Nationally, during the Covid-19 peak, BT’s 999 call handlers were responding to unprecedented levels of demand, answering a daily average of 105k 999 calls. The busiest periods saw 999 agents handling a call every three seconds. To meet this demand, BT trained an additional 100 staff to support with answering calls, including a number of volunteers who put themselves forward to help out.
Colin Donaldson, a local BT employee who volunteered to work in the 999 team during the Covid-19 peak, said: “It was an honour to be trusted to carry out such an important role during a nationwide pandemic and I am very proud to have helped to support the 999 service at a crucial time.
“The Emergency Services across Northern Ireland are unsung heroes who deliver vital work I am pleased that I have been able to support them through the call handling process that we provide.”
BT’s Advanced Mobile Location (AML) technology provides a critical role to the emergency services, providing the exact location of a 999 caller by sending an automatic text to the 999 call handler.
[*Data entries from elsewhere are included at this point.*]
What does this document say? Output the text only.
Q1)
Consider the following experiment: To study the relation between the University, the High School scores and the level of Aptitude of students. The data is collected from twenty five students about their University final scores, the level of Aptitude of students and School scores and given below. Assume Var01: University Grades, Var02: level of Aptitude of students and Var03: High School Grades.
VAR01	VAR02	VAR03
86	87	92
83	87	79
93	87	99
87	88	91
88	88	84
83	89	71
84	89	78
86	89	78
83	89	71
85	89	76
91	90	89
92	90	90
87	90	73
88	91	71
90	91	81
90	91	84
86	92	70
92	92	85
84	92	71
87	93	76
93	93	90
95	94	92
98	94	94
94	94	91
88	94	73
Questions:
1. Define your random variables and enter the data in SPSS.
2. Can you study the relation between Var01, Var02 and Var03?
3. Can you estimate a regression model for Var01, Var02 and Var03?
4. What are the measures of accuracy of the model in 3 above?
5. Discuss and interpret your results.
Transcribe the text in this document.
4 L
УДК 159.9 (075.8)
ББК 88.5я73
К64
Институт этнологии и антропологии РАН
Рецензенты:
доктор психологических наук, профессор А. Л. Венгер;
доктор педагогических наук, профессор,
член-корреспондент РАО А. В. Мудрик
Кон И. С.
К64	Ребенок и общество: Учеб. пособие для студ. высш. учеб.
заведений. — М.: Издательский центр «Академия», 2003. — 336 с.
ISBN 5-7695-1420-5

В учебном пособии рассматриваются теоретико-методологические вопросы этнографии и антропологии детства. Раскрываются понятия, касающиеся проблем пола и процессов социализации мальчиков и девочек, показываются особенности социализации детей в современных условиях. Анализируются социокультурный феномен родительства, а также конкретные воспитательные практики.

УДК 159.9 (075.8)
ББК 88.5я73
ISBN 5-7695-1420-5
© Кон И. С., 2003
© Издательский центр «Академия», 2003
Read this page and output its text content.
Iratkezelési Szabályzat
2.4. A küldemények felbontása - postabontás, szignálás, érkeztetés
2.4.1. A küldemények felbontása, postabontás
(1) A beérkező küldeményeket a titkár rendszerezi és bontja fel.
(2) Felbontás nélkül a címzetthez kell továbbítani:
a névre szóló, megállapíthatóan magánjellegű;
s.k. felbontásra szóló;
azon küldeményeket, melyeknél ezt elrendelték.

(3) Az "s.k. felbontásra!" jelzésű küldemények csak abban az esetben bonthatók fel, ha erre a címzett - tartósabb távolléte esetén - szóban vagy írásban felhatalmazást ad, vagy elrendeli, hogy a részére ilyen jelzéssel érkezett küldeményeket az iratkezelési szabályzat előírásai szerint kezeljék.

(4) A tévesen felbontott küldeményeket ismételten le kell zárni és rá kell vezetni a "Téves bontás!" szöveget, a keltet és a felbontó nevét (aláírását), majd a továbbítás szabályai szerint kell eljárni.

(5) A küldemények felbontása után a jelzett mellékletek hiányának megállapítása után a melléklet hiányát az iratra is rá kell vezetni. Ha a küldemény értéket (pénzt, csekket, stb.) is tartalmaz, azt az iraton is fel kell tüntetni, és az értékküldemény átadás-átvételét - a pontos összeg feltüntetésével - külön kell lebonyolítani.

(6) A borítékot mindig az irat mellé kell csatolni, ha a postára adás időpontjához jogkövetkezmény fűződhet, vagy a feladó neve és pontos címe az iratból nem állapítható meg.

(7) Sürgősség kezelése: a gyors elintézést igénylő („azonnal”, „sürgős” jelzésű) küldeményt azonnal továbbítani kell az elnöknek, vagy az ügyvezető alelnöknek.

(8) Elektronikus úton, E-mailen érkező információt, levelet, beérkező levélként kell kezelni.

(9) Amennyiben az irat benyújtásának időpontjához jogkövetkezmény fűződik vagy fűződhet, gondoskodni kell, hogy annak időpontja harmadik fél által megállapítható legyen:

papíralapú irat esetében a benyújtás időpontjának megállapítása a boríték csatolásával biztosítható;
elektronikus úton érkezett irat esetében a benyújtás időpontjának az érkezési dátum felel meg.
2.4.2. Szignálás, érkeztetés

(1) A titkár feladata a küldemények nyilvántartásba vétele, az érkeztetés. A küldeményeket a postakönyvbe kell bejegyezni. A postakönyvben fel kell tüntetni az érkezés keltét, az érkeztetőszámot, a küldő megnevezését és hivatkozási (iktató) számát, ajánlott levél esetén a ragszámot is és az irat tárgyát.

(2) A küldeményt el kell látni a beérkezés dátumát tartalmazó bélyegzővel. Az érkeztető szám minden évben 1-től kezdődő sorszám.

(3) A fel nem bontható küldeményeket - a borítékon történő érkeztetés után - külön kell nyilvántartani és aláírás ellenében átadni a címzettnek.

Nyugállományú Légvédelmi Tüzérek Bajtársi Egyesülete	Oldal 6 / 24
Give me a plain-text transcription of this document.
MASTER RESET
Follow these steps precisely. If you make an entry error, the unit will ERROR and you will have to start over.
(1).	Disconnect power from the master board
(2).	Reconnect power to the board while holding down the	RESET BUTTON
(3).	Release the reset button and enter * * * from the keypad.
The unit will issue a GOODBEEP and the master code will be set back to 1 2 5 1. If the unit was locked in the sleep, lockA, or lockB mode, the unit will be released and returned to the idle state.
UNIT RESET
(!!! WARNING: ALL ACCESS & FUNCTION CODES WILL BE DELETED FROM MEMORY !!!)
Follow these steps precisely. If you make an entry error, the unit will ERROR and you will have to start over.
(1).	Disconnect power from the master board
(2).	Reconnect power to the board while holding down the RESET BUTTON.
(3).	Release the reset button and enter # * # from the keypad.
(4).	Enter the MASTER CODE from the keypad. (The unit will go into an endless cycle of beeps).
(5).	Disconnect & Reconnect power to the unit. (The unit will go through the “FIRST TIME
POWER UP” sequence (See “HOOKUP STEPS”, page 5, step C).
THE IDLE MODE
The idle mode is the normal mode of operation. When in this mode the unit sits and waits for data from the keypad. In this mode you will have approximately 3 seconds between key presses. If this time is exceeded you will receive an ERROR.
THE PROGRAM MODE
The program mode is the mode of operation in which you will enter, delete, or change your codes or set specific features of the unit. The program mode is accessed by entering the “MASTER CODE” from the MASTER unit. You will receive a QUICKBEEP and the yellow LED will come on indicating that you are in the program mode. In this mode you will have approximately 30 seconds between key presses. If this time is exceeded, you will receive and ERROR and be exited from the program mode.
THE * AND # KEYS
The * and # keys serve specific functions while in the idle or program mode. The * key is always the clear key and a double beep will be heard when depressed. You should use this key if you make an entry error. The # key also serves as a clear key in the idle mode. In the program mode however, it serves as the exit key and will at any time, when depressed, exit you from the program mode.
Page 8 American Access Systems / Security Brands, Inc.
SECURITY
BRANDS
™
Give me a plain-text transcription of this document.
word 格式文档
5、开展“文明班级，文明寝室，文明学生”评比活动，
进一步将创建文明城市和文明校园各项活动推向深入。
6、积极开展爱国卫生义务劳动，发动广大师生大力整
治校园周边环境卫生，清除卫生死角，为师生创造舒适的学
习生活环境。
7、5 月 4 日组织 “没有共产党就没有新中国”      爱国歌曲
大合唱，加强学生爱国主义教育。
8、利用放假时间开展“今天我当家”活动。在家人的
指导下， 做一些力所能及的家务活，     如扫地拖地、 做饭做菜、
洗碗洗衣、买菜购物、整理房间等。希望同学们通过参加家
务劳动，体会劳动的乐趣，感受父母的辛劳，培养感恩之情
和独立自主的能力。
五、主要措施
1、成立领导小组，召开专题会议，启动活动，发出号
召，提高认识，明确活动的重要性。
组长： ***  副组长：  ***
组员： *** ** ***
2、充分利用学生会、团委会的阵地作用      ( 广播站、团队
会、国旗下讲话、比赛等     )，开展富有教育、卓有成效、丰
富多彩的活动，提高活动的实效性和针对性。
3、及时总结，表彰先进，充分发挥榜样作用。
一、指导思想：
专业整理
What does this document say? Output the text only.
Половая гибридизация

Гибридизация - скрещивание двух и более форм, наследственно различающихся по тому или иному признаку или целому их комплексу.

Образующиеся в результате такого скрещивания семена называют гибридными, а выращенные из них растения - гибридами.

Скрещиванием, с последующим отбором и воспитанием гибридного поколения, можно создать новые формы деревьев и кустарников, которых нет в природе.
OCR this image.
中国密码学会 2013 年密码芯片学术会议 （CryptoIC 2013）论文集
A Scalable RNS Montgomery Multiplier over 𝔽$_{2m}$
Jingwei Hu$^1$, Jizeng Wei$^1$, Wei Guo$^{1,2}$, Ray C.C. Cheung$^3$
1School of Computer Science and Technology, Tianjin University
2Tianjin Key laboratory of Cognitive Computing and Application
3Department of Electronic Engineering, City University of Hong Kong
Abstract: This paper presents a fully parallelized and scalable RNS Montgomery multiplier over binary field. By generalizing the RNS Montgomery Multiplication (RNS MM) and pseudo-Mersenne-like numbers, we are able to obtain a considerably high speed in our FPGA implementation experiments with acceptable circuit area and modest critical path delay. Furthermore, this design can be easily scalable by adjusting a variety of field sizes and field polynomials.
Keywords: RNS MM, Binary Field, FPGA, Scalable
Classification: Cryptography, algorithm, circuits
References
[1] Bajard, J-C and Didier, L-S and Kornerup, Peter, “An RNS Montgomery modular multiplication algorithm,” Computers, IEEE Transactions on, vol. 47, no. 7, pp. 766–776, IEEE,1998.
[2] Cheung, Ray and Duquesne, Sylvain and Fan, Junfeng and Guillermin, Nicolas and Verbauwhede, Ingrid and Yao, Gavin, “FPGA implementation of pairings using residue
The majority of mobile phones (70%) – including Android and Apple smartphones – can now detect that an emergency call is being made, with the caller’s precise GPS position being sent to the 999 service during the call and pinpointing their position to within just three metres in some cases. This plays a really important role in helping the emergency services reach incidents more quickly and save lives.
Cheryl Stewart, Contact Centre Manager of BT’s 999 centre in Northern Ireland, said: “Many people are unaware of the crucial role BT staff play in supporting our emergency services.
“Our teams answer every initial 999 call and my colleagues in Northern Ireland handled over 19,000 calls every single day last year.
“We’re proud to support our emergency services partners and join together today in celebrating the amazing work they do.”
Paul Murnaghan, Regional Director for BT’s Enterprise business In Northern Ireland, added: “At BT we’re proud to play a critical role in supporting the outstanding work of the emergency services. During the peak of the Covid-19 pandemic our 999 call advisors faced a significant increase in calls, and have gone above and beyond to provide a critical role to the Northern Ireland public.
“Our AML Technology can now detect that an emergency call is being made, and sends the caller’s precise GPS position as close as three metres in some cases, to the 999 service during the call.
“This could mean, for example, being able to tell which side of the motorway the call has come from, helping an ambulance get to a scene ten minutes earlier, which is potentially life-saving. Our 999 call advisors and the emergency services do phenomenal work and we’re delighted to be celebrating them on Emergency Services Day.”
BT plays a critical role supporting the emergency services – from its 999 call centres, building the Emergency Services Network (ESN), to BT’s emergency service volunteers working across the UK and globally.